Hi, I'm

Jonathan Pike 👋

I'm a software developer in London, Ontario.

Regression Test Selection

November 19, 2015 # permalink

On Tuesday, I watched a really great talk about Ruby and Rails performance by Aaron ‘Tenderlove’ Patterson, the famous Ruby and Rails contributor. While there were many ideas and concepts in the talk that sparked my curiousity, the concept of regression test selection really stuck in my brain. What is it, and how does it work?

From my understanding, regression test selection is a simple idea. Consider the following scenario: you are a developer on an web application that has a great test suite and all of the tests pass. When you make a change to a small portion of your code base, you want to make sure that you haven’t introduced any bugs, so you’ll want to re-run your test suite. Running the full test suite can take a long time, and you only made changes to one small part. Why do you have to test those portions that weren’t changed and will surely pass? Regression test selection is the solution to this dilemma. Instead of running the whole test suite, you will only run the subset of tests that deals directly with whatever you changed. This will reduce the cost of running your tests and make sure that no bugs have been introduced. Amazing idea, right?

During his talk, Tenderlove demonstrated a regression test selector for Minitest and Rspec he wrote, which you can view here. It works with built in Ruby code coverage tools1 to figure out what code a particular test executes, then looks at your git repository to see which files and lines were changed. Skipping all of the implementation details that you can read for yourself, it will end up spitting out the tests that are likely to fail with the change that you made.

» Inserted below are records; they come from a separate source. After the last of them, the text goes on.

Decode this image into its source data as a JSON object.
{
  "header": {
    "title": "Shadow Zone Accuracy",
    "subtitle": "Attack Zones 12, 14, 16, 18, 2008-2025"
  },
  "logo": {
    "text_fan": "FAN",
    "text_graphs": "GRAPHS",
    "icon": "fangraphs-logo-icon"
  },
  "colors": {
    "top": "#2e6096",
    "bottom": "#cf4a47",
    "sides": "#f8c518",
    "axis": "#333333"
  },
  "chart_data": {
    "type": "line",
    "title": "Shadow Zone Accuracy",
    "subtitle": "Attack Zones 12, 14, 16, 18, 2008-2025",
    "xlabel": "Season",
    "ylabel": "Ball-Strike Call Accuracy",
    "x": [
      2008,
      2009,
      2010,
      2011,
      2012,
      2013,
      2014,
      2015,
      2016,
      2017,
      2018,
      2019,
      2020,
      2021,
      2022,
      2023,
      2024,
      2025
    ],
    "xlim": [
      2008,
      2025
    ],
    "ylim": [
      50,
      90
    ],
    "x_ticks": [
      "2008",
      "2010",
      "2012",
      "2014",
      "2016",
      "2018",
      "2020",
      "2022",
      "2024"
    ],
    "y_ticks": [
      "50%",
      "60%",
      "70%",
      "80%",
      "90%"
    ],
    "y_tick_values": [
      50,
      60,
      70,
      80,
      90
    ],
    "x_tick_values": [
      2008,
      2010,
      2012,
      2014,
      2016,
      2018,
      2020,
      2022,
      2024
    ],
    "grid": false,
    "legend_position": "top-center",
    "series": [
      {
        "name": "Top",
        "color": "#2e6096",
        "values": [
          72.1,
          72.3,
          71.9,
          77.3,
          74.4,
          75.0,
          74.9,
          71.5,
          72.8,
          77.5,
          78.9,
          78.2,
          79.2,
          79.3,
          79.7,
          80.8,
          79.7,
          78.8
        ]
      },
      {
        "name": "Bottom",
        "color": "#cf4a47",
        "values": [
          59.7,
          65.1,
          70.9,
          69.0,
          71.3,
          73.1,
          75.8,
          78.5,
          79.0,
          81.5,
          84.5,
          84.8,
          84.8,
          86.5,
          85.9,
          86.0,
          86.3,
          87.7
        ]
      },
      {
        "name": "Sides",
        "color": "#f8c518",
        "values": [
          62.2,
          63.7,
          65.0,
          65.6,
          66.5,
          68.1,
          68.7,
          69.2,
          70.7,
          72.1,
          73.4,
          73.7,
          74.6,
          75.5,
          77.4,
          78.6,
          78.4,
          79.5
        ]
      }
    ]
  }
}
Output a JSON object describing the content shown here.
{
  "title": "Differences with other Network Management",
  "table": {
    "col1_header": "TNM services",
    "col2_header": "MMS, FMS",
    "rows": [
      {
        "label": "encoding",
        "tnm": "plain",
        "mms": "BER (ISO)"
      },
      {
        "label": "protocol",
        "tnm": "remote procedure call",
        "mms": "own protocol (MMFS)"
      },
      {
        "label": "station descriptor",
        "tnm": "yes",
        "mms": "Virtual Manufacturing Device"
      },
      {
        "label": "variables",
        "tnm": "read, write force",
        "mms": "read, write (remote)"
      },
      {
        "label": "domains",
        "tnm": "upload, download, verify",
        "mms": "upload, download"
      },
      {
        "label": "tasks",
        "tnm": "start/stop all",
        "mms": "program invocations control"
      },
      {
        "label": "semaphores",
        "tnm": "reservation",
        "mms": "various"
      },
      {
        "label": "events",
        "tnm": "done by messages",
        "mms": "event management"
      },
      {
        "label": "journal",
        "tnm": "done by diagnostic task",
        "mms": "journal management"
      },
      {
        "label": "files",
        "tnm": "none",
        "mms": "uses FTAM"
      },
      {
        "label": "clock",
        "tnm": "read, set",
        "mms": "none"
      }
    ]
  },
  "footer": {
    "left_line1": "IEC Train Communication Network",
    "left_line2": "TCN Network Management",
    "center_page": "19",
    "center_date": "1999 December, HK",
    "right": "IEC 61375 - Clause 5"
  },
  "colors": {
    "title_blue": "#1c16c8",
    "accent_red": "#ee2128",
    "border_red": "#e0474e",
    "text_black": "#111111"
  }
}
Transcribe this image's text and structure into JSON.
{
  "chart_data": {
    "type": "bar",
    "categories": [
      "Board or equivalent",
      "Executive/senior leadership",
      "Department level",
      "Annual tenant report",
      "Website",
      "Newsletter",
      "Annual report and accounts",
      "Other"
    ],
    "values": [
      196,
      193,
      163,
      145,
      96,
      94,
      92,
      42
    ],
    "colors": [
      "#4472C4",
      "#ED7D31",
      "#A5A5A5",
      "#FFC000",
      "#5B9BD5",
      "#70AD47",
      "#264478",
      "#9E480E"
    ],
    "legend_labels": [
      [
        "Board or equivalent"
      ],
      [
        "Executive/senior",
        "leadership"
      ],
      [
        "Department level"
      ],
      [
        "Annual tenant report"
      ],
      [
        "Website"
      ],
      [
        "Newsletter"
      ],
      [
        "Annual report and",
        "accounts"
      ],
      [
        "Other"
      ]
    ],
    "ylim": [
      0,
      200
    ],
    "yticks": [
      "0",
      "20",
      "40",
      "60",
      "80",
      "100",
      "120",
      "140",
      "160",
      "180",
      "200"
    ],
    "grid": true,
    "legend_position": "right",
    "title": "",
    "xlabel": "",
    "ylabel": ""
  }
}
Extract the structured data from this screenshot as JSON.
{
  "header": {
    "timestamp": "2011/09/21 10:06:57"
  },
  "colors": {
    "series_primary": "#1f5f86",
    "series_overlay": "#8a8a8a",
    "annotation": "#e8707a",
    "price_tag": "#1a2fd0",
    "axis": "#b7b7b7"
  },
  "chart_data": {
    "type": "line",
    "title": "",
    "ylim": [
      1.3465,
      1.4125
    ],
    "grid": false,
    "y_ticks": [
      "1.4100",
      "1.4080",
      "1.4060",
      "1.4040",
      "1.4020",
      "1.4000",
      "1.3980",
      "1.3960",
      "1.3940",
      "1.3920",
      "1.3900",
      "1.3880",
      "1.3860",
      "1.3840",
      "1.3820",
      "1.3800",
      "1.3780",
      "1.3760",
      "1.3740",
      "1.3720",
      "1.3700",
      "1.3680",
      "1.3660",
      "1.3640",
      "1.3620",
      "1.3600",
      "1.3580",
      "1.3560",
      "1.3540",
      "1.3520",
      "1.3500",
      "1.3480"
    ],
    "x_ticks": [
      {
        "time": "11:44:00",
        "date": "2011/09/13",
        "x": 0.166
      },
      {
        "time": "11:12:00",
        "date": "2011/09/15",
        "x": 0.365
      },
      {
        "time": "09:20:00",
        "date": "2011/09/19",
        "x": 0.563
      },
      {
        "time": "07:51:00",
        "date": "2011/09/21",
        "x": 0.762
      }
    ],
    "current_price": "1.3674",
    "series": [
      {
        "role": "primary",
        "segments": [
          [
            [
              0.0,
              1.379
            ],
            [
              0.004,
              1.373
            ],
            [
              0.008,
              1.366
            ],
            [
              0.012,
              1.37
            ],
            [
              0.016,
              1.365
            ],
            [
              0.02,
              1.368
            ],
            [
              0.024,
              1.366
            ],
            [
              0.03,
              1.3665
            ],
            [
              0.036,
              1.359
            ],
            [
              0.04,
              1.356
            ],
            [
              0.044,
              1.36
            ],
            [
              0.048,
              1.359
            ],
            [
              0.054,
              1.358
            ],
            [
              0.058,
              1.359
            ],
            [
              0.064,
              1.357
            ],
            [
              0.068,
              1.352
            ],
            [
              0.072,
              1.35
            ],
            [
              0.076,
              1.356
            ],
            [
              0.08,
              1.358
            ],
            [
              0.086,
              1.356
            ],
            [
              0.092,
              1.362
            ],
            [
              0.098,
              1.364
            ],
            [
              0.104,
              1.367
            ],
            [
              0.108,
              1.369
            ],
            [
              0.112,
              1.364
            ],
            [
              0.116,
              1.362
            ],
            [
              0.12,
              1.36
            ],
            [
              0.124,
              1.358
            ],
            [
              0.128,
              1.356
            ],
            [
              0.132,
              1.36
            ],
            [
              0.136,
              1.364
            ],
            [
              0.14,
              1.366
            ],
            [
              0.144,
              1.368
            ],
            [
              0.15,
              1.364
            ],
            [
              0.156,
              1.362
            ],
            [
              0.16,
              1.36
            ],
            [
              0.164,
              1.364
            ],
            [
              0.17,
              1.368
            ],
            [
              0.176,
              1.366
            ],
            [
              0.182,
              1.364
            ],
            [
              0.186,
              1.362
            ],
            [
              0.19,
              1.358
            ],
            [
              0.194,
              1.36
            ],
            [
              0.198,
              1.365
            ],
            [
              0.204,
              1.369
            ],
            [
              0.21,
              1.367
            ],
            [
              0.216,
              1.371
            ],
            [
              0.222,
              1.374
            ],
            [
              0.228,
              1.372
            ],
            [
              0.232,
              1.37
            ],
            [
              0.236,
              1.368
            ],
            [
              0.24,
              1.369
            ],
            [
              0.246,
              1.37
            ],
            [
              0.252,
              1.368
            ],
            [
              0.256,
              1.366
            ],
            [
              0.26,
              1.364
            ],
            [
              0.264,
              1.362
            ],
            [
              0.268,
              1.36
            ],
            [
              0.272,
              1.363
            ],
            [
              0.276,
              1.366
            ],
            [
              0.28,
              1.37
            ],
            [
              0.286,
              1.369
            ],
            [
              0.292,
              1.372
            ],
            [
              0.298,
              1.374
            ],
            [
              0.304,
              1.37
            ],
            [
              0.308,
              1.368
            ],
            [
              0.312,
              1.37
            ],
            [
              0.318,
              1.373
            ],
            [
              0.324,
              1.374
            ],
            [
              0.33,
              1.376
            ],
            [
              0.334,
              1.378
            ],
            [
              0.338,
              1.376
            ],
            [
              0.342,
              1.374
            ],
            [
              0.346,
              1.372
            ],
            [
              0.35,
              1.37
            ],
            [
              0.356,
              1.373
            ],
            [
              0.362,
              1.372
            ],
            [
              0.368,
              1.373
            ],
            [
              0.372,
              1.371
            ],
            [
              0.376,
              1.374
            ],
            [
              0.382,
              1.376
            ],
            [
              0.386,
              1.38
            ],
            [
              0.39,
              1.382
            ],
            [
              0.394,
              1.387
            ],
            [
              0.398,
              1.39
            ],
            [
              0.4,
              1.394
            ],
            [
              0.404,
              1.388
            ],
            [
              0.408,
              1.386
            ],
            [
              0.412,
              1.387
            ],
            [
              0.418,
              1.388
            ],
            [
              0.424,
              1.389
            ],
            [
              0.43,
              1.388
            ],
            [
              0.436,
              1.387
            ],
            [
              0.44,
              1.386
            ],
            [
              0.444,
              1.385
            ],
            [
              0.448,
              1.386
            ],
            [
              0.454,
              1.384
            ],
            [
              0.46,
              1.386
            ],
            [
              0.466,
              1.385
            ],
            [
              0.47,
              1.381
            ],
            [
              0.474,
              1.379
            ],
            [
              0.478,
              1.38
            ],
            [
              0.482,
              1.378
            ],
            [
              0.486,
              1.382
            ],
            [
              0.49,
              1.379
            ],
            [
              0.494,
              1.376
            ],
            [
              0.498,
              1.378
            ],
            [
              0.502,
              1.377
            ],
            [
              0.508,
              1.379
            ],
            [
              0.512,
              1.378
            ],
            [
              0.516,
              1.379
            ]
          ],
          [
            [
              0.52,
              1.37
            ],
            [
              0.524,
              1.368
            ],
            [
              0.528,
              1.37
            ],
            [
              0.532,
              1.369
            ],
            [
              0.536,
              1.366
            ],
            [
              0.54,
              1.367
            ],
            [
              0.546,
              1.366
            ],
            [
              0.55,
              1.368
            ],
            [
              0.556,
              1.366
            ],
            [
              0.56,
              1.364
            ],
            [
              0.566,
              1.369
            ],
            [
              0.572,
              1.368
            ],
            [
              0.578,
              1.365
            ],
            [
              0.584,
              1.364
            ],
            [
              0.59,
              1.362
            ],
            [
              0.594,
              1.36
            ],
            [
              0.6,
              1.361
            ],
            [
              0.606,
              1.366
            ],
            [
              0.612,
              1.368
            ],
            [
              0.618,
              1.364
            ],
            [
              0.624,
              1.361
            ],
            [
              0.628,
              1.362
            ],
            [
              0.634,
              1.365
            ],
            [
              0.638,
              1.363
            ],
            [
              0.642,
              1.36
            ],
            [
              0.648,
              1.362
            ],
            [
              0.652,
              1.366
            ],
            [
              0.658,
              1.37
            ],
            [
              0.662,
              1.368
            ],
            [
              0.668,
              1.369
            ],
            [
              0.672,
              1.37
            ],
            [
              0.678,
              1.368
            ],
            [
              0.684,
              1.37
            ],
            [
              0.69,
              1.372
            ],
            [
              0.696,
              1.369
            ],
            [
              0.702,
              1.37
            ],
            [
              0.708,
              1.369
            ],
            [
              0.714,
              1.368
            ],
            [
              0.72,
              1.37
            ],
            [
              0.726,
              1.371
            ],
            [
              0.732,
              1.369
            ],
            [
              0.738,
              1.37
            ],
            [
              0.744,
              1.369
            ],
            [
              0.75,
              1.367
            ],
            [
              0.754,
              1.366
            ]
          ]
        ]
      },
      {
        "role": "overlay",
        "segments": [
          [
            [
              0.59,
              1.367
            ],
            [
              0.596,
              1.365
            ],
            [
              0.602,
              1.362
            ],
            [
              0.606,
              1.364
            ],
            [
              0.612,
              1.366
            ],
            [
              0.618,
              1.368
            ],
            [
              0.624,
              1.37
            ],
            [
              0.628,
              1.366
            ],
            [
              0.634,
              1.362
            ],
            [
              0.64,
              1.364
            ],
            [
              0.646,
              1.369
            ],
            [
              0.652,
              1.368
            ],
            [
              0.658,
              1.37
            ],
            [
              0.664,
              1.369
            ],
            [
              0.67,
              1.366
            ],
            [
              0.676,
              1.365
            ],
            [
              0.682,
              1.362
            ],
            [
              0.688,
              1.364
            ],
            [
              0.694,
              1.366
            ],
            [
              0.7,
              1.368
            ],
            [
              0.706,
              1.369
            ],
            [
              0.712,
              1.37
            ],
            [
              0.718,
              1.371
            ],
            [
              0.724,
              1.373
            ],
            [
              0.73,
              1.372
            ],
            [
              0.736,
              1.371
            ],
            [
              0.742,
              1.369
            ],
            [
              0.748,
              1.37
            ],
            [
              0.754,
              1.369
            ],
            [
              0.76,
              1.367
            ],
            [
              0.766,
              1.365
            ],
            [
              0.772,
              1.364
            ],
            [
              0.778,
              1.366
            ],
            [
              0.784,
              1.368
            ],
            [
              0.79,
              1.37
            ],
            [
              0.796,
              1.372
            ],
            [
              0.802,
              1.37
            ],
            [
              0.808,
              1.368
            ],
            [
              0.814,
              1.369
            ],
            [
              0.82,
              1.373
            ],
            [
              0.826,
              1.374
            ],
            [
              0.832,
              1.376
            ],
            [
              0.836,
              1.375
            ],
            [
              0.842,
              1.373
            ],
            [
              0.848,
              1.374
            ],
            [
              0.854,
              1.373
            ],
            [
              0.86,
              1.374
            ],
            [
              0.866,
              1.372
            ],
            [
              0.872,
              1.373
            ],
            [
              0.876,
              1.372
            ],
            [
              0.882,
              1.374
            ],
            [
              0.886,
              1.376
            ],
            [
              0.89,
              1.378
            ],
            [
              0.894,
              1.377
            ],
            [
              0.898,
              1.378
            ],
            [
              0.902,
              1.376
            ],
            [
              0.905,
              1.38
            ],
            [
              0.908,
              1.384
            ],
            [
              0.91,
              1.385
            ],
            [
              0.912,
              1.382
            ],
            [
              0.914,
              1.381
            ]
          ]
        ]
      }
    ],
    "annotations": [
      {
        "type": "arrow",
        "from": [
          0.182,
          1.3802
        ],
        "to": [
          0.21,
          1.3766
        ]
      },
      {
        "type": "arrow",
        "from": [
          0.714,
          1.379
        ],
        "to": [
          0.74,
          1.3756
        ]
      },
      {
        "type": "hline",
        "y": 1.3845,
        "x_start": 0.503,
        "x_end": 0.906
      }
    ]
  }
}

Dyego Costa has taken Tenderlove’s idea and packaged it into a gem called What To Run to make it easy to integrate into your projects.

Regression test selection isn’t necessary for every project, especially if your test suite is fast. It is a real boon for projects with large, slow test suites, and the very idea itself really demonstrates the creativity and problem-solving mindset that draws me towards being a developer.

If you want a deep-dive into this concept, consider reading An Empirical Study of Regression Test Selection Techniques, which analyzes several different regression test selection techniques and discusses the cost and benefits of each.

  1. Code coverage is “a measure used to describe the degree to which the source code of a program is tested by a particular test suite” (source)